Well, now, that didn’t take long. It seems the honeymoon had only just begun before the newlyweds were hissing and spitting at each other.
And they all said it was a match made in parliamentary heaven, that it would last, if not forever, at least until the Harper wagon train pulled up its stakes for the last time and headed back home towards the setting sun.
But, in an interview with the Globe and Mail earlier this week, Daniel Therrien, Canada’s new privacy commissioner, took a largely unexpected leap and publicly repudiated the federal government’s interpretation of a recent Supreme Court decision on online privacy in Canada. He even termed parts of the controversial Bill C-13 – which seeks, among other things, immunity for telcos that voluntarily relinquish subscriber information to authorities – as nugatory.

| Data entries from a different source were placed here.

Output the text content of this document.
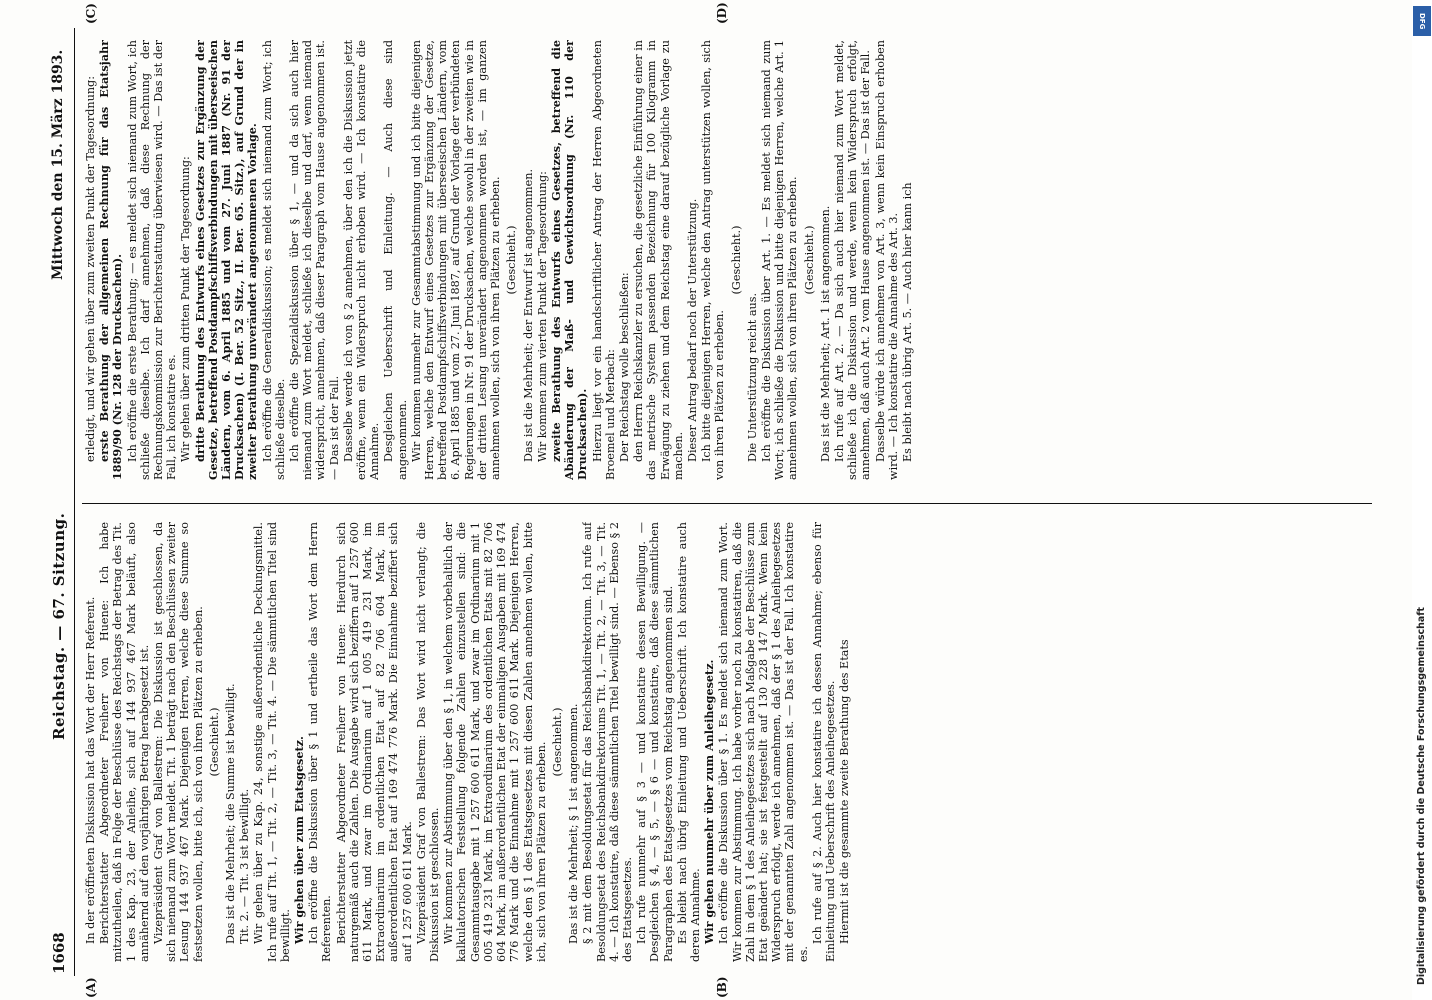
1668
Reichstag. — 67. Sitzung.
Mittwoch den 15. März 1893.
(A)	(B)
(C)	(D)

In der eröffneten Diskussion hat das Wort der Herr Referent. Berichterstatter Abgeordneter Freiherr von Huene: Ich habe mitzutheilen, daß in Folge der Beschlüsse des Reichstags der Betrag des Tit. 1 des Kap. 23, der Anleihe, sich auf 144 937 467 Mark beläuft, also annähernd auf den vorjährigen Betrag herabgesetzt ist. Vizepräsident Graf von Ballestrem: Die Diskussion ist geschlossen, da sich niemand zum Wort meldet. Tit. 1 beträgt nach den Beschlüssen zweiter Lesung 144 937 467 Mark. Diejenigen Herren, welche diese Summe so festsetzen wollen, bitte ich, sich von ihren Plätzen zu erheben. (Geschieht.) Das ist die Mehrheit; die Summe ist bewilligt. Tit. 2. — Tit. 3 ist bewilligt. Wir gehen über zu Kap. 24, sonstige außerordentliche Deckungsmittel. Ich rufe auf Tit. 1, — Tit. 2, — Tit. 3, — Tit. 4. — Die sämmtlichen Titel sind bewilligt. Wir gehen über zum Etatsgesetz. Ich eröffne die Diskussion über § 1 und ertheile das Wort dem Herrn Referenten. Berichterstatter Abgeordneter Freiherr von Huene: Hierdurch sich naturgemäß auch die Zahlen. Die Ausgabe wird sich beziffern auf 1 257 600 611 Mark, und zwar im Ordinarium auf 1 005 419 231 Mark, im Extraordinarium im ordentlichen Etat auf 82 706 604 Mark, im außerordentlichen Etat auf 169 474 776 Mark. Die Einnahme beziffert sich auf 1 257 600 611 Mark. Vizepräsident Graf von Ballestrem: Das Wort wird nicht verlangt; die Diskussion ist geschlossen. Wir kommen zur Abstimmung über den § 1, in welchem vorbehaltlich der kalkulatorischen Feststellung folgende Zahlen einzustellen sind: die Gesammtausgabe mit 1 257 600 611 Mark, und zwar im Ordinarium mit 1 005 419 231 Mark, im Extraordinarium des ordentlichen Etats mit 82 706 604 Mark, im außerordentlichen Etat der einmaligen Ausgaben mit 169 474 776 Mark und die Einnahme mit 1 257 600 611 Mark. Diejenigen Herren, welche den § 1 des Etatsgesetzes mit diesen Zahlen annehmen wollen, bitte ich, sich von ihren Plätzen zu erheben. (Geschieht.) Das ist die Mehrheit; § 1 ist angenommen. § 2 mit dem Besoldungsetat für das Reichsbankdirektorium. Ich rufe auf Besoldungsetat des Reichsbankdirektoriums Tit. 1, — Tit. 2, — Tit. 3, — Tit. 4. — Ich konstatire, daß diese sämmtlichen Titel bewilligt sind. — Ebenso § 2 des Etatsgesetzes. Ich rufe nunmehr auf § 3 — und konstatire dessen Bewilligung. — Desgleichen § 4, — § 5, — § 6 — und konstatire, daß diese sämmtlichen Paragraphen des Etatsgesetzes vom Reichstag angenommen sind. Es bleibt nach übrig Einleitung und Ueberschrift. Ich konstatire auch deren Annahme. Wir gehen nunmehr über zum Anleihegesetz. Ich eröffne die Diskussion über § 1. Es meldet sich niemand zum Wort. Wir kommen zur Abstimmung. Ich habe vorher noch zu konstatiren, daß die Zahl in dem § 1 des Anleihegesetzes sich nach Maßgabe der Beschlüsse zum Etat geändert hat; sie ist festgestellt auf 130 228 147 Mark. Wenn kein Widerspruch erfolgt, werde ich annehmen, daß der § 1 des Anleihegesetzes mit der genannten Zahl angenommen ist. — Das ist der Fall. Ich konstatire es.

Ich rufe auf § 2. Auch hier konstatire ich dessen Annahme; ebenso für Einleitung und Ueberschrift des Anleihegesetzes. Hiermit ist die gesammte zweite Berathung des Etats

erledigt, und wir gehen über zum zweiten Punkt der Tagesordnung: erste Berathung der allgemeinen Rechnung für das Etatsjahr 1889/90 (Nr. 128 der Drucksachen). Ich eröffne die erste Berathung; — es meldet sich niemand zum Wort, ich schließe dieselbe. Ich darf annehmen, daß diese Rechnung der Rechnungskommission zur Berichterstattung überwiesen wird. — Das ist der Fall, ich konstatire es. Wir gehen über zum dritten Punkt der Tagesordnung: dritte Berathung des Entwurfs eines Gesetzes zur Ergänzung der Gesetze, betreffend Postdampfschiffsverbindungen mit überseeischen Ländern, vom 6. April 1885 und vom 27. Juni 1887 (Nr. 91 der Drucksachen) (I. Ber. 52 Sitz., II. Ber. 65. Sitz.), auf Grund der in zweiter Berathung unverändert angenommenen Vorlage. Ich eröffne die Generaldiskussion; es meldet sich niemand zum Wort; ich schließe dieselbe. Ich eröffne die Spezialdiskussion über § 1, — und da sich auch hier niemand zum Wort meldet, schließe ich dieselbe und darf, wenn niemand widerspricht, annehmen, daß dieser Paragraph vom Hause angenommen ist. — Das ist der Fall. Dasselbe werde ich von § 2 annehmen, über den ich die Diskussion jetzt eröffne, wenn ein Widerspruch nicht erhoben wird. — Ich konstatire die Annahme. Desgleichen Ueberschrift und Einleitung. — Auch diese sind angenommen. Wir kommen nunmehr zur Gesammtabstimmung und ich bitte diejenigen Herren, welche den Entwurf eines Gesetzes zur Ergänzung der Gesetze, betreffend Postdampfschiffsverbindungen mit überseeischen Ländern, vom 6. April 1885 und vom 27. Juni 1887, auf Grund der Vorlage der verbündeten Regierungen in Nr. 91 der Drucksachen, welche sowohl in der zweiten wie in der dritten Lesung unverändert angenommen worden ist, — im ganzen annehmen wollen, sich von ihren Plätzen zu erheben. (Geschieht.) Das ist die Mehrheit; der Entwurf ist angenommen. Wir kommen zum vierten Punkt der Tagesordnung: zweite Berathung des Entwurfs eines Gesetzes, betreffend die Abänderung der Maß- und Gewichtsordnung (Nr. 110 der Drucksachen). Hierzu liegt vor ein handschriftlicher Antrag der Herren Abgeordneten Broemel und Merbach: Der Reichstag wolle beschließen: den Herrn Reichskanzler zu ersuchen, die gesetzliche Einführung einer in das metrische System passenden Bezeichnung für 100 Kilogramm in Erwägung zu ziehen und dem Reichstag eine darauf bezügliche Vorlage zu machen. Dieser Antrag bedarf noch der Unterstützung. Ich bitte diejenigen Herren, welche den Antrag unterstützen wollen, sich von ihren Plätzen zu erheben.

(Geschieht.)

Die Unterstützung reicht aus. Ich eröffne die Diskussion über Art. 1. — Es meldet sich niemand zum Wort; ich schließe die Diskussion und bitte diejenigen Herren, welche Art. 1 annehmen wollen, sich von ihren Plätzen zu erheben. (Geschieht.) Das ist die Mehrheit; Art. 1 ist angenommen. Ich rufe auf Art. 2. — Da sich auch hier niemand zum Wort meldet, schließe ich die Diskussion und werde, wenn kein Widerspruch erfolgt, annehmen, daß auch Art. 2 vom Hause angenommen ist. — Das ist der Fall. Dasselbe würde ich annehmen von Art. 3, wenn kein Einspruch erhoben wird. — Ich konstatire die Annahme des Art. 3. Es bleibt nach übrig Art. 5. — Auch hier kann ich

Digitalisierung gefördert durch die Deutsche Forschungsgemeinschaft
DFG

“At a minimum, I would say the immunity clause in Bill C-13 becomes essentially meaningless,” he told the newspaper. “The Supreme Court agrees that this is sensitive information, that it is entitled to constitutional protection. That is a huge clarification. . .So the idea there would be voluntary disclosure from service providers to law enforcement agencies – it is now clear that is not going to pass constitutional muster. I think that is clear.”
In his statement to the House of Commons Standing Committee on Justice and Human Rights (JUST) on Bill C-13, he was just as categorical: “We are concerned this broad language (in the Bill) could lead to a rise in additional voluntary disclosures and informal requests. This is of particular concern with private-sector companies that are otherwise prohibited from disclosing personal information without consent under PIPEDA or substantially similar legislation. In essence, this could amount to permissive access without court approval and oversight.”
He added: “Canadians expect that their service providers will keep their information confidential and that personal information will not be shared with government authorities without their express consent, clear lawful authority or a warrant.
This does not sound like the guy about whom a panel of privacy experts warned the Prime Minister in an email prior to Mr. Therrien’s appointment earlier this month.
“With great respect and without any intended slight on his abilities, we feel obligated to object to the Government’s recently announced appointee for Privacy Commissioner of Canada,” the letter noted. “As long-standing Assistant Deputy Attorney General for Public Safety, Mr. Therrien lacks the perspective and experience necessary to immediately tackle Canada’s many privacy problems. . .Mr. Therrien’s direct responsibility for and oversight of the programs he will now be called upon to advocate against will exacerbate the already steep learning curve with which he is faced.”
As it turns out, not so much. Also broadly out of step with events was NDP Leader Thomas Mulcair who fumed in question period earlier this month, “Does the prime minister understand why Canadians find it more than a little bit creepy that the prime minister wants to name this guy to protect their privacy.”
In contrast, Liberal Leader Justin Trudeau now comes off looking downright prescient. In his letter to the PM in late May, he wrote, “I have come to the conclusion that Daniel Therrien would be an excellent candidate for this position. . .His knowledge and experience, as well his distinguished record of public service will be of great benefit to Canadians.”
In fact, if Mr. Therrien’s initial performance is any indication, Canadians should rest a little more easily.
Bills C-13 and S-4, which rewrites the regulations covering inter-company dissemination of user information, are time bombs that the Supremes have wisely sought to defuse. What’s more alarming, perhaps, than the proposed legislation is the government’s official response to the Court’s decision.
According to a Globe story, Justice Minister Peter MacKay claims that the ruling actually “backs up the government’s view because ‘voluntary disclosures do not provide legal authority for access to information without a warrant,‘ though the bill (C-13) allows police to get information without a warrant.”
It is for reasons such as the foregoing bafflegab that individuals like Mr. Therrien are in great demand by democracies around the world. Their jobs are not to dance with power, but to push against it, especially where new communications technologies vastly expand the opportunities for unauthorized or explicitly illegal surveillance.
Yes, Ottawa officialdom, the honeymoon is indeed over.